Navigating uncertainty in clinical practice

Eirik Ofstad, chief consultant/chief of emergency department and 12-bed observation ward at Nordland Hospital (Bodø, above Arctic Circle; 12k visits/year), explores medical uncertainty in clinical practice. Trained as general internist (2007), EM specialist (2020—first in northern Norway); PhD (2015) on communication/decision-making/uncertainty.

Why tough? Med school/natural science trains “right/wrong” (multiple-choice bias); real-world: Context-limited evidence (younger cohorts, fewer comorbidities), constrained resources/time. Uncertainty: Cognitive awareness of unknown (subjective); experienced clinicians pattern-recognize (chunk info), stay open/flexible vs. novices’ linear overwhelm [web: from prior].

Strategies (qual studies, US/Norway docs): Curative (reduce: seek info/colleagues); palliative (live with: epistemic maturity/humility/flexibility/openness). Norwegian “utrygghet”: Blurs uncertainty/insecurity (shame/imposter fears); rural/urban stressors (competence/problem complexity/support/responsibility).

Tools: PRU (Physicians’ Reactions to Uncertainty) clusters tolerance best (use alone); multi-questionnaires detail more.

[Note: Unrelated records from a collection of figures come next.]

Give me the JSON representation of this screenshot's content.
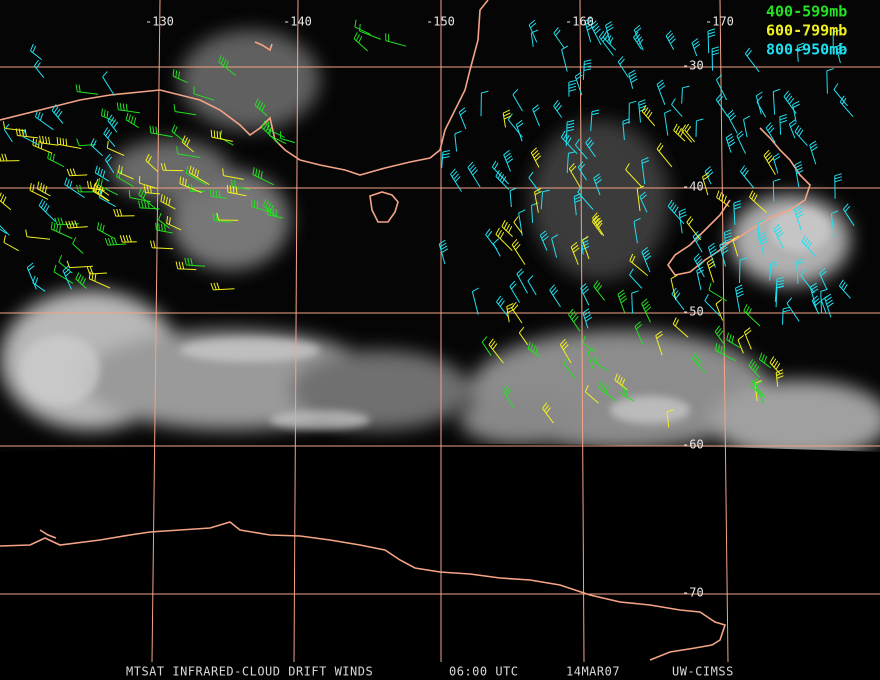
{
  "map": {
    "longitude_labels": [
      "-130",
      "-140",
      "-150",
      "-160",
      "-170"
    ],
    "latitude_labels": [
      "-30",
      "-40",
      "-50",
      "-60",
      "-70"
    ],
    "legend": [
      {
        "label": "400-599mb",
        "color": "#22e022"
      },
      {
        "label": "600-799mb",
        "color": "#f0f020"
      },
      {
        "label": "800-950mb",
        "color": "#20e0f0"
      }
    ],
    "footer": {
      "product": "MTSAT INFRARED-CLOUD DRIFT WINDS",
      "time": "06:00 UTC",
      "date": "14MAR07",
      "source": "UW-CIMSS"
    }
  }
}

FY1 advice (n=20 shadowed/interviewed): Trust self, ask boldly, accept uncertainty, stand before consulting.

FELV rules (Fvaitlana-inspired, “mountain mind”): 1) Accept/embrace; 2) Break down sources (epistemic/org/patient/personal); 3) Balance curative/palliative; 4) Include pt/family (“What worry?”); 5) Evidence + tailor/shared DM; 6) Intuitive/analytic awareness; 7) Safe choices (humble/courageous consults); 8) Know when to turn (bias-check); 9) Calm/support/supervise.

Leads: Normalize/discuss uncertainty; praise specifics, question critiques (ALOBA model). Outcomes: Prevents burnout, improves decisions/dialogue [web: from prior]. Q&A: Seniors—curiosity/clarity/empathy/courage; pts—probe tolerance (bear if unwanted); juniors—probe pt needs, less lecturing (~50% retained).